Pada penelitian ini, panas buangan kondensor yang akan dimanfaatkan sebagai sumber energi untuk melakukan pengeringan. Prinsip kerja pengering pompa kalor diilustrasikan seperti Gambar 2. 11. Pompa kalor melalui kondensor memberikan panas kepada aliran udara luar. Proses ini akan menghasilkan udara panas dan kering. Udara ini akan dimasukkan ke dalam ruang pengering dan berinteraksi dengan bahan yang akan akan dimasukkan ke dalam ruang pengering dan berinteraksi dengan bahan yang akan dikeringkan. Seperti yang ditunjukkan gambar, panas yang dikeluarkan oleh kondensor dimanfaatkan untuk menguapkan air dari suatu bahan. Udara panas dari kondensor dialirkan ke ruang pengeringan, selanjutnya udara hasil pengeringan menjadi lembab (basah). Udara sisa ini akan dibuang ke lingkungan. Sementara sisi evaporator tidak akan diganggu atau tetap melakukan fungsi refrigerasi.

Gambar 2.11 Siklus pengering dengan sistem pompa kalor.

Karakteristik penting dari sebuah pompa kalor adalah bahwa jumlah panas yang dapat ditransfer lebih besar daripada energi yang diperlukan untuk menggerakkan siklus. Perbandingan antara panas yang dapat diserap dan energi yang dibutuhkan dikenal dengan Coefficient of Performance (COP). Energi Listrik yang digunakan untuk menggerakkan pompa kalor yang digunakan untuk memanaskan lingkungan beriklim sedang biasanya memiliki COP 3,5 pada kondisi desain. Ini berarti bahwa untuk setiap1 kWh listrik yang digunakan untuk menggerakkan pompa kalor akan dapat ditarik panas di evaporator sebesar 3,5 kWh (Brown 2009). Kemudian gabungan panas ini, sebesara 4,5 kWh, akan dibuang di kondensor berupa panas sisa atau buangan.

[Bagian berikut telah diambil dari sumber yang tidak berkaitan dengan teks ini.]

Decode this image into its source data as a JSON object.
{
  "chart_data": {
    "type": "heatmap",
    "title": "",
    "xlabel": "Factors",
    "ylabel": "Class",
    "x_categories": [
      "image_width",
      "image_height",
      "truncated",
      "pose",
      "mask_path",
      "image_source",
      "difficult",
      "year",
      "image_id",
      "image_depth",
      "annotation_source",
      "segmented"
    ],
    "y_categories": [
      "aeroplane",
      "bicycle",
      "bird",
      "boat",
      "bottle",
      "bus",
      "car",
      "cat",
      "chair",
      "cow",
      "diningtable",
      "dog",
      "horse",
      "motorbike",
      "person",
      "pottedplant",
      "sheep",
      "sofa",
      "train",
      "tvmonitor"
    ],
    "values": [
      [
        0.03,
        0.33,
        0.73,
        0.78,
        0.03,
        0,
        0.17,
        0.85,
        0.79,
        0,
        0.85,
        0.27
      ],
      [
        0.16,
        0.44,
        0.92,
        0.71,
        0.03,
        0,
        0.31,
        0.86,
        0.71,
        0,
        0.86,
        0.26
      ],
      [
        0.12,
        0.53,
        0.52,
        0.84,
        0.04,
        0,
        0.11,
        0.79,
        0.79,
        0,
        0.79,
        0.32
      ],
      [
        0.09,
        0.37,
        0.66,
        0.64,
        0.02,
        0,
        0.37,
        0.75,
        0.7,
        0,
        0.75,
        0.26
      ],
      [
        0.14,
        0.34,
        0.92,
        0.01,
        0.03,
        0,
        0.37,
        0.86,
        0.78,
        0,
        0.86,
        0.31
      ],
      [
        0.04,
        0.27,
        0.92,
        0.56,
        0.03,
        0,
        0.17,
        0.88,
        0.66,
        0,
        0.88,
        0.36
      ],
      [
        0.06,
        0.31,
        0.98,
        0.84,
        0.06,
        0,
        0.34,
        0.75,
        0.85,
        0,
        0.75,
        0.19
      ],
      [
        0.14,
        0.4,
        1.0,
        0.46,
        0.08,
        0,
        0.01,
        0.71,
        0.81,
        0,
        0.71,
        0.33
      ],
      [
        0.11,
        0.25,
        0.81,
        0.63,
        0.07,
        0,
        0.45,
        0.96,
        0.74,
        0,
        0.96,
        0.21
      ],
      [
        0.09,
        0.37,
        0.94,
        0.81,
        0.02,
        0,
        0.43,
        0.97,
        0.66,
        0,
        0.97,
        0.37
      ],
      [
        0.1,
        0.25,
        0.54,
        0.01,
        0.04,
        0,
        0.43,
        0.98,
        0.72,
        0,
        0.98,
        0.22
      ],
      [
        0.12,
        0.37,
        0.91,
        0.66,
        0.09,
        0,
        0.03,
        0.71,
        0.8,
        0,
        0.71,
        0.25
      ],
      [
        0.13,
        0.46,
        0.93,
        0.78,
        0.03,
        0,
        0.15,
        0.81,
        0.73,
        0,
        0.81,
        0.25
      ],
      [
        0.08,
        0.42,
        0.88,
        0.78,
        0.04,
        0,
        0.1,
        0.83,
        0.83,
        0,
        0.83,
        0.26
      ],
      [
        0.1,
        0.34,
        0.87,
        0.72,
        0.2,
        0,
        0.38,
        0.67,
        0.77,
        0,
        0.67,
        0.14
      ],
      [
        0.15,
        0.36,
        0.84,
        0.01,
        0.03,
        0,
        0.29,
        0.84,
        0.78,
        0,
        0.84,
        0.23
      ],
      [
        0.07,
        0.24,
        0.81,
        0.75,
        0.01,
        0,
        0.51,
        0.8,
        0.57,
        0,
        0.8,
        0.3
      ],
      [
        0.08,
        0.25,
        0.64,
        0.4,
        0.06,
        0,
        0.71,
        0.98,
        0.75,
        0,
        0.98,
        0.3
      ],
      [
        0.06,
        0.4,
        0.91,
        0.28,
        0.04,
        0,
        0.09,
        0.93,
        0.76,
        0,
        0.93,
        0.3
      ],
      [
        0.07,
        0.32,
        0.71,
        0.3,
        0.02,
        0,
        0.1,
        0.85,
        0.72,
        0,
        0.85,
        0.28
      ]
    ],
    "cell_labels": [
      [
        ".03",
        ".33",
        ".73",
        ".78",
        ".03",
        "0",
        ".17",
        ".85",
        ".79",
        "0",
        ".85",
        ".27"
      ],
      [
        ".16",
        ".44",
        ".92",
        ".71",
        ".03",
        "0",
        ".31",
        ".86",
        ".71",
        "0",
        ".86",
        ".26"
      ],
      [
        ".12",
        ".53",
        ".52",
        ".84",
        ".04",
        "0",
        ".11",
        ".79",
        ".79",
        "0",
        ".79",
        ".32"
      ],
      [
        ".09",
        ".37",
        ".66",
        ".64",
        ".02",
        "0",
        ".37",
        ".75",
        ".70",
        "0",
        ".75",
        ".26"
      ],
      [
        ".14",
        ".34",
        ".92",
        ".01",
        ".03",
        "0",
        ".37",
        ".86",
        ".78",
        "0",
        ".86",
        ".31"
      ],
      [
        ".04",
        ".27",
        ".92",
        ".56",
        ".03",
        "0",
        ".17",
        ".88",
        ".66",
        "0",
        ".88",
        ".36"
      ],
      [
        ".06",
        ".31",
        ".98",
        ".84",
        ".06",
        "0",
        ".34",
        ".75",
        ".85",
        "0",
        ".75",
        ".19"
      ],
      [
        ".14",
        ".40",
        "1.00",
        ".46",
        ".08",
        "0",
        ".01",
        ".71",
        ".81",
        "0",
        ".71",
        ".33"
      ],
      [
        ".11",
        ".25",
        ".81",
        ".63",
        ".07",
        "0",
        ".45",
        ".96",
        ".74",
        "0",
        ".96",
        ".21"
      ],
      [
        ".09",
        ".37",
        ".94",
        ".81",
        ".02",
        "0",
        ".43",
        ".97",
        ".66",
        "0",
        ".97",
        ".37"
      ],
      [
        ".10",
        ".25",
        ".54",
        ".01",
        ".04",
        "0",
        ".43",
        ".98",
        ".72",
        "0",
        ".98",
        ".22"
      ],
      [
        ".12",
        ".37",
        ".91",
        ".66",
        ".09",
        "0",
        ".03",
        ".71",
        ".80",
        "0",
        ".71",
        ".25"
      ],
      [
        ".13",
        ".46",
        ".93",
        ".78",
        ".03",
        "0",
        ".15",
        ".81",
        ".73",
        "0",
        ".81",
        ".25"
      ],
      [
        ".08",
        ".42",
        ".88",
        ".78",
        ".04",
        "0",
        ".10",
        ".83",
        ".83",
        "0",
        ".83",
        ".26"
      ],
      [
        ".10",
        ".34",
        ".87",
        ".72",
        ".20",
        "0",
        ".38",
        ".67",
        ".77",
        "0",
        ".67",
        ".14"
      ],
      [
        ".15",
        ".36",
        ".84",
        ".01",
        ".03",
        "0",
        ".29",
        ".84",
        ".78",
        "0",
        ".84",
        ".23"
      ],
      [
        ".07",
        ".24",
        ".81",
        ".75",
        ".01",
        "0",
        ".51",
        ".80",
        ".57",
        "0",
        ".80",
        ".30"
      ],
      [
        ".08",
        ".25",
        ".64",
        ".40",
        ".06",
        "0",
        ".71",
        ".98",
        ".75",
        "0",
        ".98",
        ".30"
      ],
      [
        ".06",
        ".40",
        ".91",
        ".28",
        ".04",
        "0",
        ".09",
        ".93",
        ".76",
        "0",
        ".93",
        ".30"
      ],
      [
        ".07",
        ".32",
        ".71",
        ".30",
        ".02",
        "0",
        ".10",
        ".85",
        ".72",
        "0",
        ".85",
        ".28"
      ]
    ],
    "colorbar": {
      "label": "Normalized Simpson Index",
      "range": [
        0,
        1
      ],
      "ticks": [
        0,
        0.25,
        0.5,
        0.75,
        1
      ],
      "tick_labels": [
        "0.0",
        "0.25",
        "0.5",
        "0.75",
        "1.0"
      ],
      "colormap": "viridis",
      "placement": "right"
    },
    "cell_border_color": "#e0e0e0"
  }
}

Beberapa peneliti telah melaporkan penelitian yang berhubungan dengan pompa kalor untuk pengeringan beberapa produk. Hii, dkk (2010) melakukan pengeringan biji kakao menggunakan sistem pompa kalor yang beroperasi pada temperatur dan humiditas rendah. Hasil pengeringan ini mampu meningkatkan mutu (pH, warna dan aroma) dibanding sampel komersial dari negara-negara produsen kakao.

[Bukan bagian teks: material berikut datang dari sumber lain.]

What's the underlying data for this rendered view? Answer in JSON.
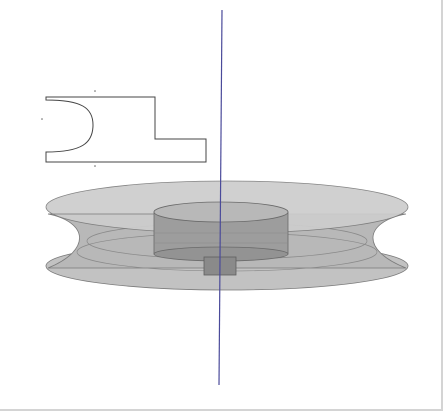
{
  "viewport": {
    "background": "#ffffff",
    "frame_color": "#d4d4d4"
  },
  "colors": {
    "axis_line": "#4a4a9a",
    "profile_stroke": "#444444",
    "body_fill": "#c8c8c8",
    "body_fill_dark": "#a9a9a9",
    "hub_fill": "#9a9a9a",
    "hub_top_fill": "#b5b5b5",
    "edge_stroke": "#6e6e6e",
    "shadow_fill": "#8f8f8f"
  },
  "objects": {
    "revolution_axis": "vertical-axis-line",
    "sketch_profile": "groove-profile-sketch",
    "revolved_body": "pulley-solid",
    "hub": "pulley-hub",
    "bore": "pulley-bore"
  }
}
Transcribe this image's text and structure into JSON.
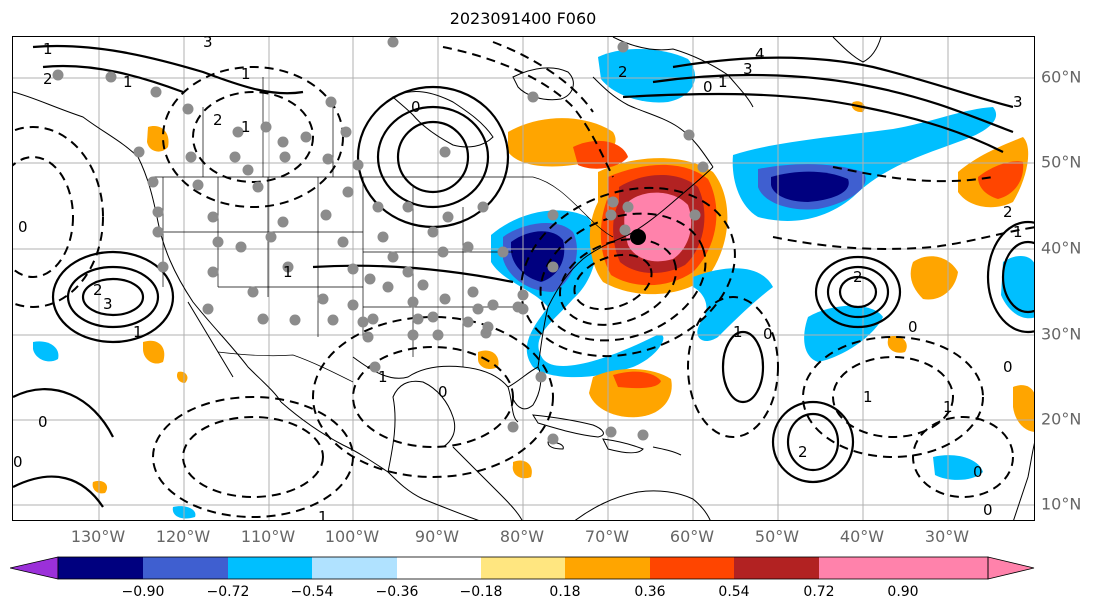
{
  "title": "2023091400 F060",
  "map": {
    "lat_labels": [
      "60°N",
      "50°N",
      "40°N",
      "30°N",
      "20°N",
      "10°N"
    ],
    "lon_labels": [
      "130°W",
      "120°W",
      "110°W",
      "100°W",
      "90°W",
      "80°W",
      "70°W",
      "60°W",
      "50°W",
      "40°W",
      "30°W"
    ],
    "center_marker": "storm-center-dot",
    "contour_labels": [
      "3",
      "4",
      "3",
      "2",
      "1",
      "0",
      "1",
      "1",
      "2",
      "1",
      "1",
      "2",
      "0",
      "0",
      "1",
      "2",
      "3",
      "2",
      "1",
      "0",
      "0",
      "0",
      "1",
      "1",
      "0",
      "0",
      "0",
      "1",
      "0",
      "2",
      "1",
      "1",
      "0",
      "1",
      "2",
      "3"
    ],
    "colors": {
      "land_line": "#000000",
      "grid": "#b0b0b0",
      "station_dot": "#8c8c8c"
    }
  },
  "colorbar": {
    "ticks": [
      "−0.90",
      "−0.72",
      "−0.54",
      "−0.36",
      "−0.18",
      "0.18",
      "0.36",
      "0.54",
      "0.72",
      "0.90"
    ],
    "colors": [
      "#9b30d9",
      "#00007f",
      "#3f5fd0",
      "#00bfff",
      "#b0e2ff",
      "#ffffff",
      "#ffe680",
      "#ffa500",
      "#ff4500",
      "#b22222",
      "#ff82ab",
      "#ff82ab"
    ]
  }
}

P. Suntivarakorn dkk (2010) melakukan penelitian kajian pengering pakaian dengan menggunakan panas sisa dari Air Conditioner (AC) dengan kapasitas 12.648 Btu/h. Luas ruang pengeringan 0,5 x 1,0 m2. Percobaan

dilakukan dalam 2 aspek yaitu pengeringan pakaian dengan dan tanpa kipas tambahan dan hasilnya adalah laju pengeringan 2,26 kg/jam dan 1,1 kg/jam.

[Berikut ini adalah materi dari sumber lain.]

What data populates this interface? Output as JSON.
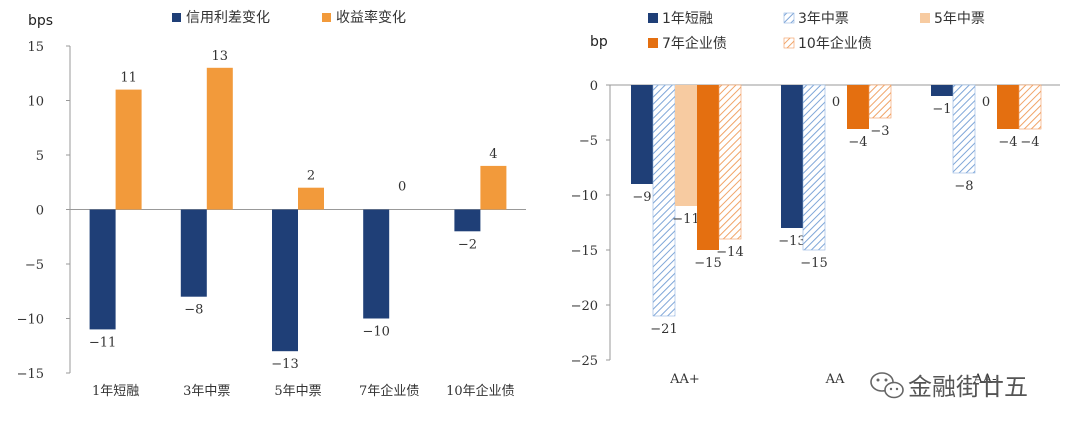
{
  "watermark": "金融街廿五",
  "chart_data": [
    {
      "type": "bar",
      "ylabel": "bps",
      "ylim": [
        -15,
        15
      ],
      "yticks": [
        15,
        10,
        5,
        0,
        -5,
        -10,
        -15
      ],
      "categories": [
        "1年短融",
        "3年中票",
        "5年中票",
        "7年企业债",
        "10年企业债"
      ],
      "series": [
        {
          "name": "信用利差变化",
          "color": "#1f3f77",
          "pattern": "solid",
          "values": [
            -11,
            -8,
            -13,
            -10,
            -2
          ]
        },
        {
          "name": "收益率变化",
          "color": "#f29a3b",
          "pattern": "solid",
          "values": [
            11,
            13,
            2,
            0,
            4
          ]
        }
      ],
      "legend": "top",
      "grid": false
    },
    {
      "type": "bar",
      "ylabel": "bp",
      "ylim": [
        -25,
        0
      ],
      "yticks": [
        0,
        -5,
        -10,
        -15,
        -20,
        -25
      ],
      "categories": [
        "AA+",
        "AA",
        "AA-"
      ],
      "series": [
        {
          "name": "1年短融",
          "color": "#1f3f77",
          "pattern": "solid",
          "values": [
            -9,
            -13,
            -1
          ]
        },
        {
          "name": "3年中票",
          "color": "#8fb4e0",
          "pattern": "hatch",
          "values": [
            -21,
            -15,
            -8
          ]
        },
        {
          "name": "5年中票",
          "color": "#f7cba1",
          "pattern": "solid",
          "values": [
            -11,
            0,
            0
          ]
        },
        {
          "name": "7年企业债",
          "color": "#e46f10",
          "pattern": "solid",
          "values": [
            -15,
            -4,
            -4
          ]
        },
        {
          "name": "10年企业债",
          "color": "#f29a5a",
          "pattern": "hatch",
          "values": [
            -14,
            -3,
            -4
          ]
        }
      ],
      "legend": "top",
      "grid": false
    }
  ]
}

2.6 Analisis Performansi Pengering Pompa Kalor

Kajian tentang performansi suatu unit pengering system pompa kalor dapat dianalisis dengan cara menghitung beberapa parameter performansi, seperti: efisiensi pengeringan, nilai laju ekstraksi air spesifik, konsumsi energi spesifik, laju pengeringan kinerja dari pompa kalor (COP) dan kinerja dari sistem kompresi uap hybrid.